Designed a unified Create button — contextual access to create campaigns, segments, or any object from the menu. Preserved the new structural logic while solving the discoverability gap.

Correct vs. revert is a meaningful distinction. The confusion spike told us where the solution was incomplete — not that the structural decision was wrong.

07Org-Level Impact

Org-Level Impact

  • Established a shared IA standard with defined principles for how new features get placed in navigation — eliminating the organic-growth pattern that created the original problem.
  • Reduced cross-team dependency chaos by making navigation ownership explicit rather than implicit and contested.
  • Improved discoverability for new feature launches — teams now had a structural framework to place features within.
  • Permanently reduced support load — the 50% complaint reduction was a structural fix, not a one-time improvement.
The most important outcome was not the metrics. It was converting a problem everyone could see but no one could act on into a decision that multiple teams could coordinate around.

08What I'd Do Differently

What I'd Do Differently

  • Segment admin-heavy users earlier. We identified the 15% non-adopters post-launch. Earlier segmentation would have let us design a parallel migration path before rollout.
  • Formalise the IA governance model during the project. The shared structural standard was never codified into a written framework.
  • Instrument Create Campaign discoverability as a specific leading indicator pre-launch.
  • Design the unified Create button earlier — contextual creation was the right solution from the start.

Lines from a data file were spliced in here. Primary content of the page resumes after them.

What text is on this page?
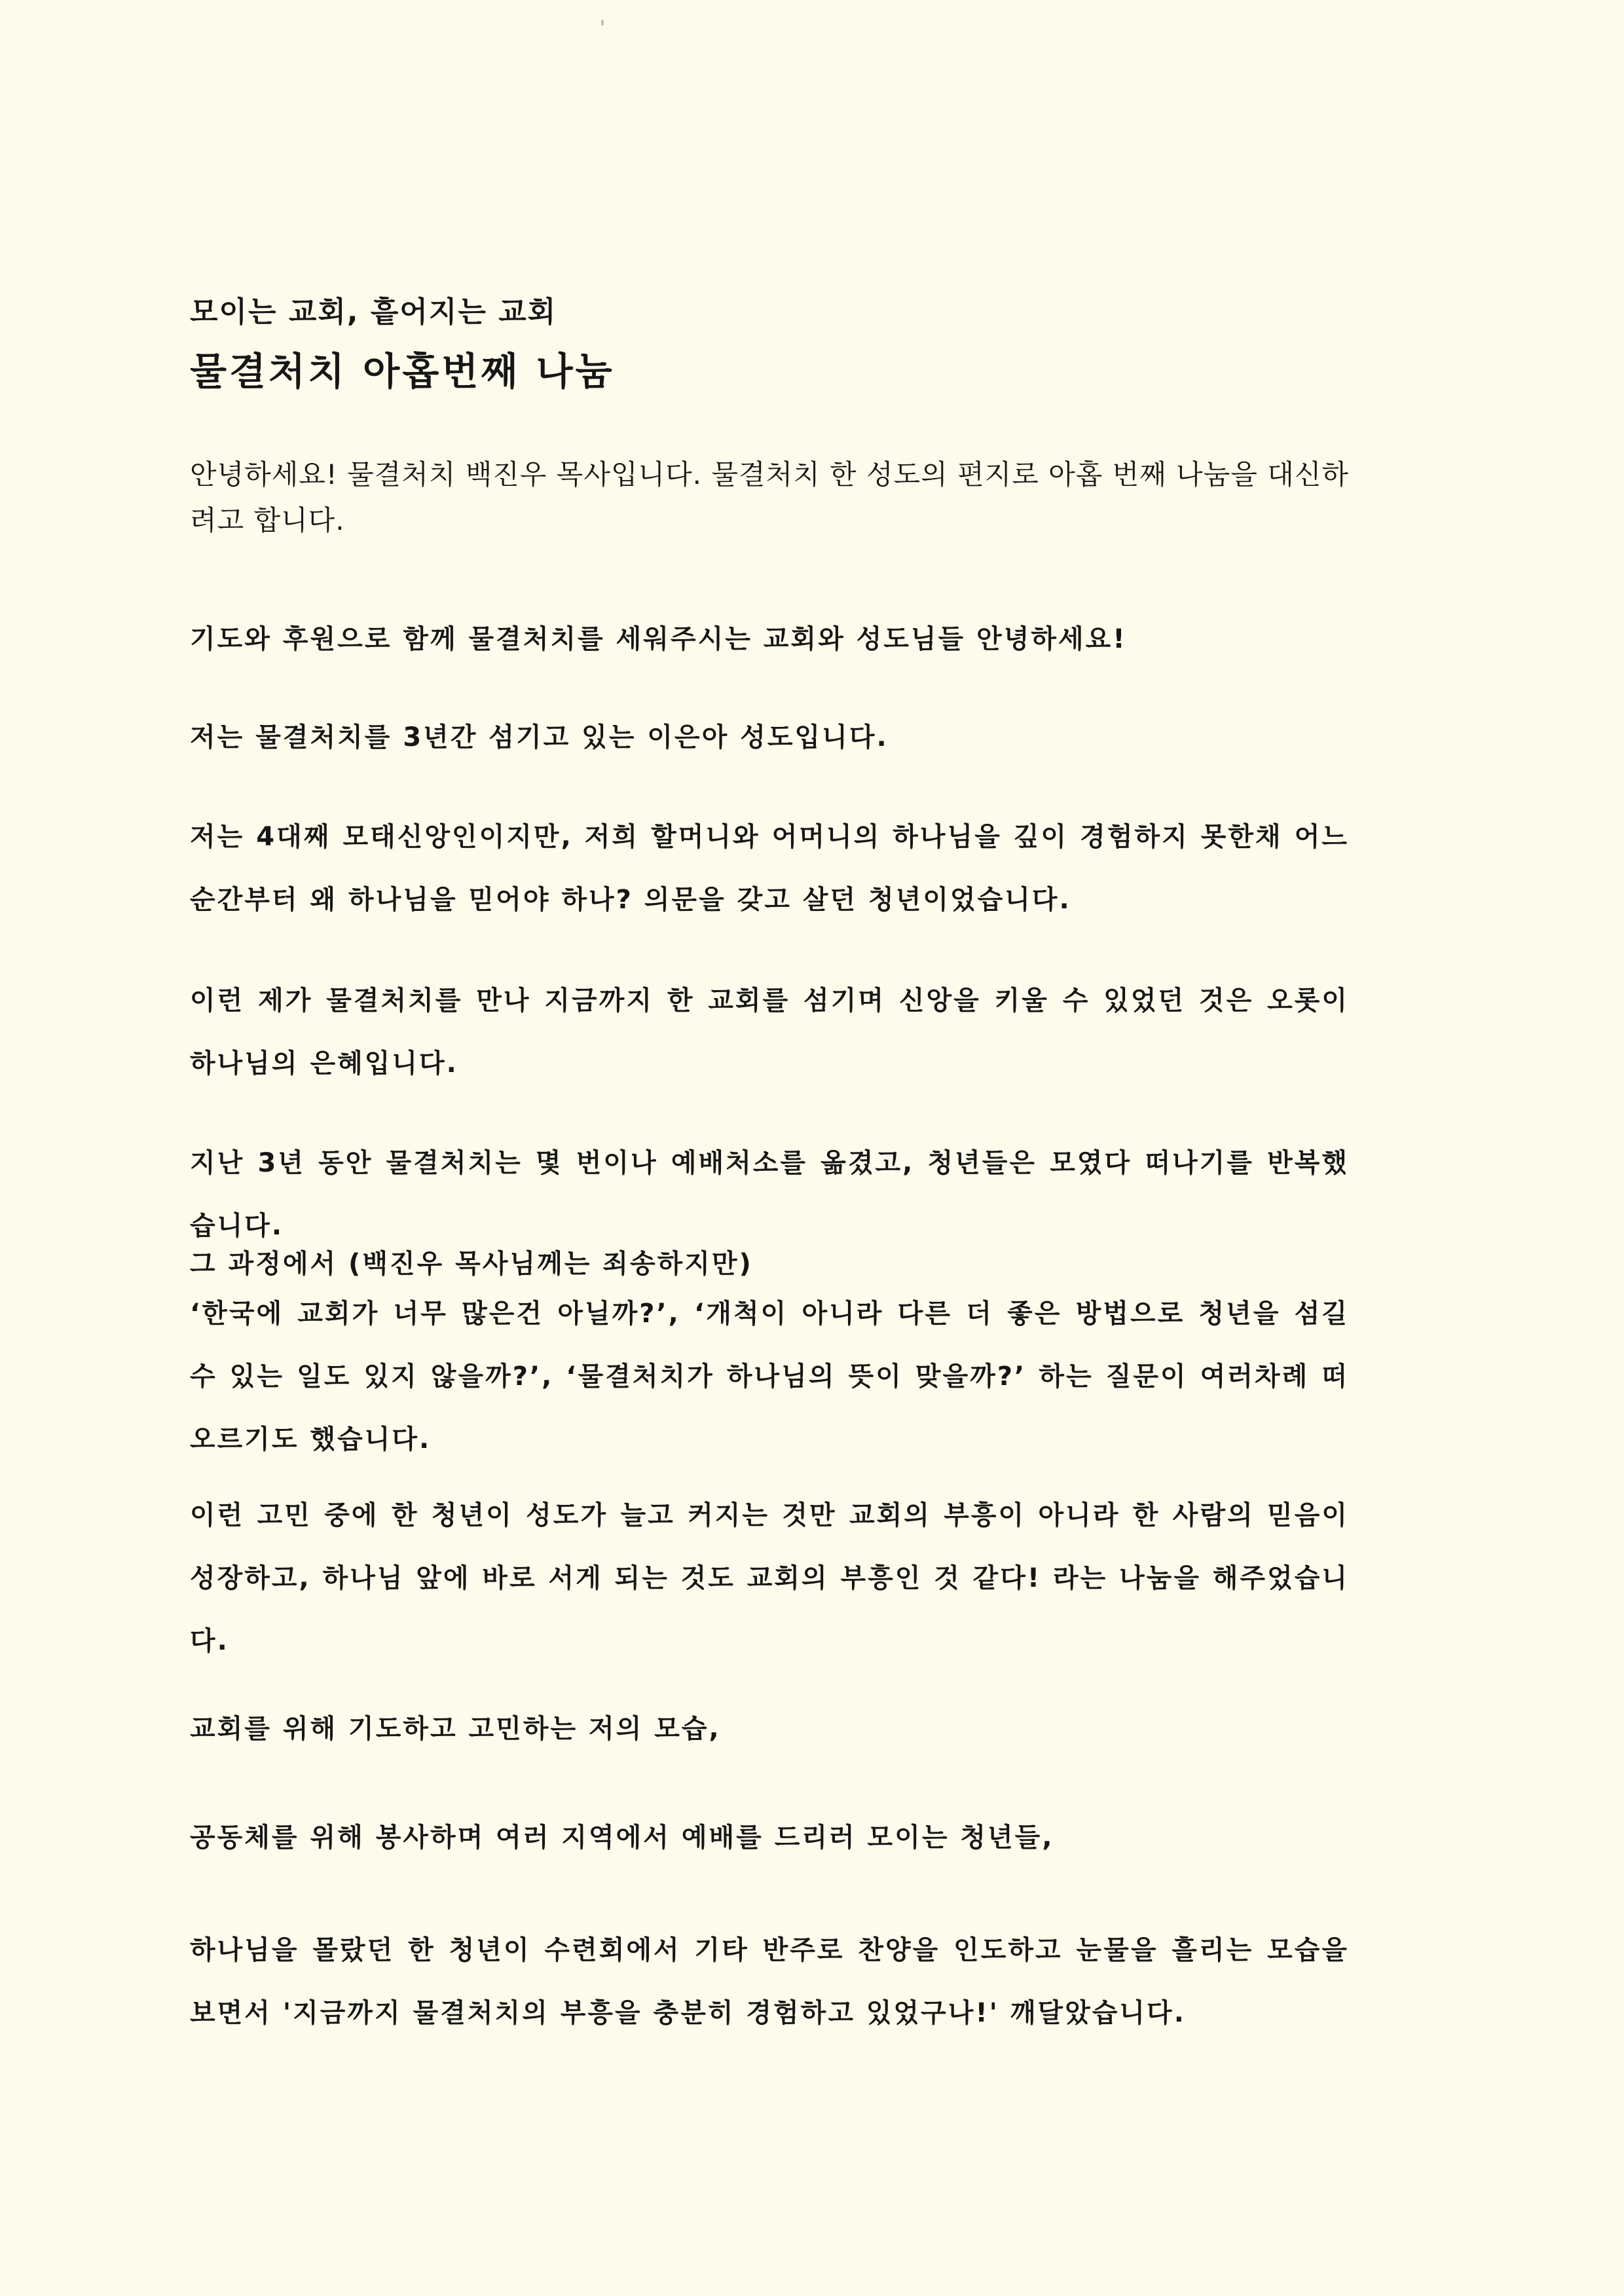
모이는 교회, 흩어지는 교회
물결처치 아홉번째 나눔

안녕하세요! 물결처치 백진우 목사입니다. 물결처치 한 성도의 편지로 아홉 번째 나눔을 대신하려고 합니다.

기도와 후원으로 함께 물결처치를 세워주시는 교회와 성도님들 안녕하세요!

저는 물결처치를 3년간 섬기고 있는 이은아 성도입니다.

저는 4대째 모태신앙인이지만, 저희 할머니와 어머니의 하나님을 깊이 경험하지 못한채 어느 순간부터 왜 하나님을 믿어야 하나? 의문을 갖고 살던 청년이었습니다.

이런 제가 물결처치를 만나 지금까지 한 교회를 섬기며 신앙을 키울 수 있었던 것은 오롯이 하나님의 은혜입니다.

지난 3년 동안 물결처치는 몇 번이나 예배처소를 옮겼고, 청년들은 모였다 떠나기를 반복했습니다.

그 과정에서 (백진우 목사님께는 죄송하지만)

‘한국에 교회가 너무 많은건 아닐까?’, ‘개척이 아니라 다른 더 좋은 방법으로 청년을 섬길 수 있는 일도 있지 않을까?’, ‘물결처치가 하나님의 뜻이 맞을까?’ 하는 질문이 여러차례 떠오르기도 했습니다.

이런 고민 중에 한 청년이 성도가 늘고 커지는 것만 교회의 부흥이 아니라 한 사람의 믿음이 성장하고, 하나님 앞에 바로 서게 되는 것도 교회의 부흥인 것 같다! 라는 나눔을 해주었습니다.

교회를 위해 기도하고 고민하는 저의 모습,

공동체를 위해 봉사하며 여러 지역에서 예배를 드리러 모이는 청년들,

하나님을 몰랐던 한 청년이 수련회에서 기타 반주로 찬양을 인도하고 눈물을 흘리는 모습을 보면서 '지금까지 물결처치의 부흥을 충분히 경험하고 있었구나!' 깨달았습니다.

09Design Principles Demonstrated

Design Principles Demonstrated

Legibility enables action
Making invisible org problems visible and clearly framed is a design act. Without a legible problem, alignment is impossible.
Follow the data, not the assumption
94% of users create campaigns from All Campaigns page. That data point overturned the foundational navigation assumption.
Correct, don't revert
When a data-backed decision creates friction, fix the incomplete part — don't abandon the structural logic.
Adoption is segmented, not binary
15% non-adoption was signal, not failure. Understanding why reveals user archetypes and informs next-phase design.